Conservative treatment was undergone by 380 (39.01%) patients aged from 33 to 81 (average age 75), of whom 260 (68.42%) were male and 120 (31.58%)-female patients-Control Group.
Clinical outcomes were studied in the early stages after the treatment of 2-6 months and again in the long term of 2-10 years. In the long-term, 497 (51.03%) patients were re-examined. Of these patients, Test Group amounted to 299 (60.16%) patients, Control Group-to 198 (39.84%) patients.
Test group
For revascularization of the brain, we used the method of transcateter laser revascularization [2,7,29,30], which allows working on a fairly tortuous vessels of different diameters. The efficacy and safety of this method has been proved in prior experimental and clinical studies [2,7,25,32-35]. The essence of the method is as follows:
High-energy impulse laser systems were used to conduct the revascularization of the brain with major intracranial arteries lesions; low-energy continuous laser systems were used for the revascularization of the brain with distal intracranial branches lesions [7,29-31].
The essence of the method is the following: Under local anesthesia, according to Seldinger’s classical method, the common femoral artery is punctured and catheterized with an installation of an introducer with a diameter of 6-9F. Through this introducer and through coaxially brought guiding catheters installed in the general and further on in the internal carotid or in the vertebral artery, is brought a flexible fiberoptic instrument with a diameter of 50 to 200 micrometers, coupled with the laser unit. The fiber-optic instrument is guided to the site of intracerebral arteries lesion, after which the laser treatment is carried out. The distal end of the fiber-optic instrument is constantly washed with heparinized saline solution. Given the specificity of laser exposure on atherosclerotic tissue and the vascular wall [29,30], the use of distal protection is not required. To carry out X-ray control, small doses of radiopaque substance are periodically introduced. The exposure time depends on the nature of the atherosclerotic lesion, the type of the laser system used, and is in general from 30 seconds to 40 minutes. After the endovascular intervention the patient undergoes repeated cerebral multi-gated angiography following the procedure described above, the results of which determine the degree of revascularization and restoration of the cerebral vascular bed [2,35]. We assume that if the cerebral blood flow has not been fully restored during the first attempt of the intervention, the manipulation can be repeated, but it was not necessary during the transcatheter interventions described.
Taking into consideration the MUGA data and the fact that atherosclerosis is a systemic disease and cerebral vascular lesions progress in various basins, not just in the particular part of the bed, transcatheter interventions were usually carried out from two sides, in order to improve the blood supply of the whole brain.

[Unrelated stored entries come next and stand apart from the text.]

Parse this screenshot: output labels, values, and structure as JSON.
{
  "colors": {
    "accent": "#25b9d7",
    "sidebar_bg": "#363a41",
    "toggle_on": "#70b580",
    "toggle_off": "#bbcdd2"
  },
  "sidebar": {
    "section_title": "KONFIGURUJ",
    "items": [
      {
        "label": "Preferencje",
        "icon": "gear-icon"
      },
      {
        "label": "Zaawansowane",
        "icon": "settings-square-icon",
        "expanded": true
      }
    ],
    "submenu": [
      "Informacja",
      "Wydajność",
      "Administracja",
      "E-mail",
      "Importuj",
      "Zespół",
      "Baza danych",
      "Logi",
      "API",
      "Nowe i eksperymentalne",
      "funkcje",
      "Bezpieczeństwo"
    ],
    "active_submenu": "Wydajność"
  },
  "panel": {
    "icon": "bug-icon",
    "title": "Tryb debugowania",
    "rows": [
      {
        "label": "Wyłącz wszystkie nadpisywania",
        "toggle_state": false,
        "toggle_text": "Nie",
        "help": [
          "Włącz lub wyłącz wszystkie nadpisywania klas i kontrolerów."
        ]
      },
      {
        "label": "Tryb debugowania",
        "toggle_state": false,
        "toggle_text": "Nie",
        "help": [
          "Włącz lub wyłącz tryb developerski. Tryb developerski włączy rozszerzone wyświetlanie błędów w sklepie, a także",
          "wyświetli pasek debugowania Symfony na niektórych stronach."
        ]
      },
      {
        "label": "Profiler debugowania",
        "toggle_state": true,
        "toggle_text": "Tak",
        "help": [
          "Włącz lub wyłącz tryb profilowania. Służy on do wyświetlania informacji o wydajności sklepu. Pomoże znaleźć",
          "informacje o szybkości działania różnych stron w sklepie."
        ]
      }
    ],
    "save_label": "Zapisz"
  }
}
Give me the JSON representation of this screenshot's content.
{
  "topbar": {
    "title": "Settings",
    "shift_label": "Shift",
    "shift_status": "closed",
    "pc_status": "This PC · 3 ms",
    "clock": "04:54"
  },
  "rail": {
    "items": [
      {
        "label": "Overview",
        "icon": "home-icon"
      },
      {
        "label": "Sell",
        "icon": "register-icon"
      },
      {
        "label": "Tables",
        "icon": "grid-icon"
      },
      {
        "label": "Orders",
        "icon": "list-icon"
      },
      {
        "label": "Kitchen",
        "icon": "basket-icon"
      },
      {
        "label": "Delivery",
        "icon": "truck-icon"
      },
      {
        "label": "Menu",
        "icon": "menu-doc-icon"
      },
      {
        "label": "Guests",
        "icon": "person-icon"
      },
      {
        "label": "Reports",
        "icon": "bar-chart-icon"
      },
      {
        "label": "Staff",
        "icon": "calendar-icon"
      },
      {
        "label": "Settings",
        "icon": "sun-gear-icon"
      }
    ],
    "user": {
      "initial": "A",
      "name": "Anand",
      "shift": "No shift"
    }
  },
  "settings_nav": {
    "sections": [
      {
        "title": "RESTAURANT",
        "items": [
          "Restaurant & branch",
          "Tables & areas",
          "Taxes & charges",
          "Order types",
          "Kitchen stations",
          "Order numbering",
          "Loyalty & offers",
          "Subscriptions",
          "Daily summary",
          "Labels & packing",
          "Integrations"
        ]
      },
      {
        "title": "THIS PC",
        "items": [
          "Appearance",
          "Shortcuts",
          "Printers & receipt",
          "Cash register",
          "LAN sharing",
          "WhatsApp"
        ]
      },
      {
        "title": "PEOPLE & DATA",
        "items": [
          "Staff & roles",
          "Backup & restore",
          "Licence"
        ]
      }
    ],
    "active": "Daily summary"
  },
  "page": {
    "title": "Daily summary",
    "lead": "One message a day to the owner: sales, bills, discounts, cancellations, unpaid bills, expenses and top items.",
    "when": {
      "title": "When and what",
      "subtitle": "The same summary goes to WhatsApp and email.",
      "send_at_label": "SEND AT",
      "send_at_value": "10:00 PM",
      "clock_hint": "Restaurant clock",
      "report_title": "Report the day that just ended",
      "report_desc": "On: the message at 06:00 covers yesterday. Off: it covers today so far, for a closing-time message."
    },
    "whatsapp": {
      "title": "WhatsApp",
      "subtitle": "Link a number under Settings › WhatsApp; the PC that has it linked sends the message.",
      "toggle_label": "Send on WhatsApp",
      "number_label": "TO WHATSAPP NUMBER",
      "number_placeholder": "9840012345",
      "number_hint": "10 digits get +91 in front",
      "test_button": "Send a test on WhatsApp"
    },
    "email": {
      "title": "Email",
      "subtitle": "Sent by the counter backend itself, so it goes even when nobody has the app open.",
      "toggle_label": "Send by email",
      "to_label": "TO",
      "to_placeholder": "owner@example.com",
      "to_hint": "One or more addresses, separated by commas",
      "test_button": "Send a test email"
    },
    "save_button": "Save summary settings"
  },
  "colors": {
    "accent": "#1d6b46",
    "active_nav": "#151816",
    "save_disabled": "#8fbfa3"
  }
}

It allows for not only direct revascularization, but it also gives an opportunity to improve blood flow through the collateral bed from contralateral vascular basin [35].
The transcatheter treatment was followed by supportive therapy carried out by common interventional neuroangiology schemes and dosing. The patients underwent conventional desagrigant, anticoagulant, vasodilator and nootropic therapy including Aspirin, Heparin, indirect anticoagulants (depending on the blood coagulation indicators), Pentoxifylline 100 mg, Complamin 150 mg, Inosin 200 mg, Nootropil (Piracetam) 1200 mg (or Gliatilin 1000 mg) intravenously, with a drop counter, №10-15, and then they took pills. Further on, supportive therapy courses were repeated twice a year.
Control group
All patients also received desagregant, anticoagulant, vasodilator and nootropic therapy including Aspirin, Heparin, indirect anticoagulants (depending on the indicators of blood coagulation), Pentoxifylline 100 mg, Complamin 150 mg, Inosin 200 mg, Nootropil (Piracetam) 1200 mg (or Gliatilin 1000 mg) intravenously, dropwise, № 10-15, with subsequent transfer to pills. Then the treatment was repeated twice a year.
Long-term re-examination of both groups included:
▪ CDR, MMSE, IB assessment (all patients);
▪ Cerebral CT, MRI, scintigraphy (SG), rheoencephalography (REG) (all patients);
▪ Cerebral MRA 78 (26.09%) Test Group patients and 43 (21.72%) Control Group patients;
▪ Cerebral MUGA 66 (22.07%) Test Group patients and 24 (12.12%) Control Group patients.
The results obtained were divided into the following groups:
▪ Good clinical outcome after the treatment was considered to be almost complete restoration of mental and motor functions and activities of daily living.
▪ Satisfactory clinical outcome was considered to be incomplete restoration of mental and motor functions and activities of daily living.
▪ Relatively satisfactory clinical outcome was considered to be a partial recovery of mental and motor functions and activities of daily living.
▪ Relatively positive clinical outcome was considered to be the absence of negative dynamics with a slight reduction of mental and motor functions and activities of daily living.
Test group
A good immediate angiographic outcome manifested in the restoration of the lumen and patency of the vessels, as well as in collateral revascularization on the side with more pronounced atherosclerosis, was obtained in 571 (96.13%) cases. Besides, improved blood supply in the cerebral hemispheres by means of the collateral revascularization from contralateral vascular basins was obtained in 570 (95.95%) cases. In the short-term period, according to SG data, improved blood flow in the cerebral hemispheres, both on the more affected and on the contralateral side, was observed in all 594 (100%) cases, and the positive trend remained during the whole observation period.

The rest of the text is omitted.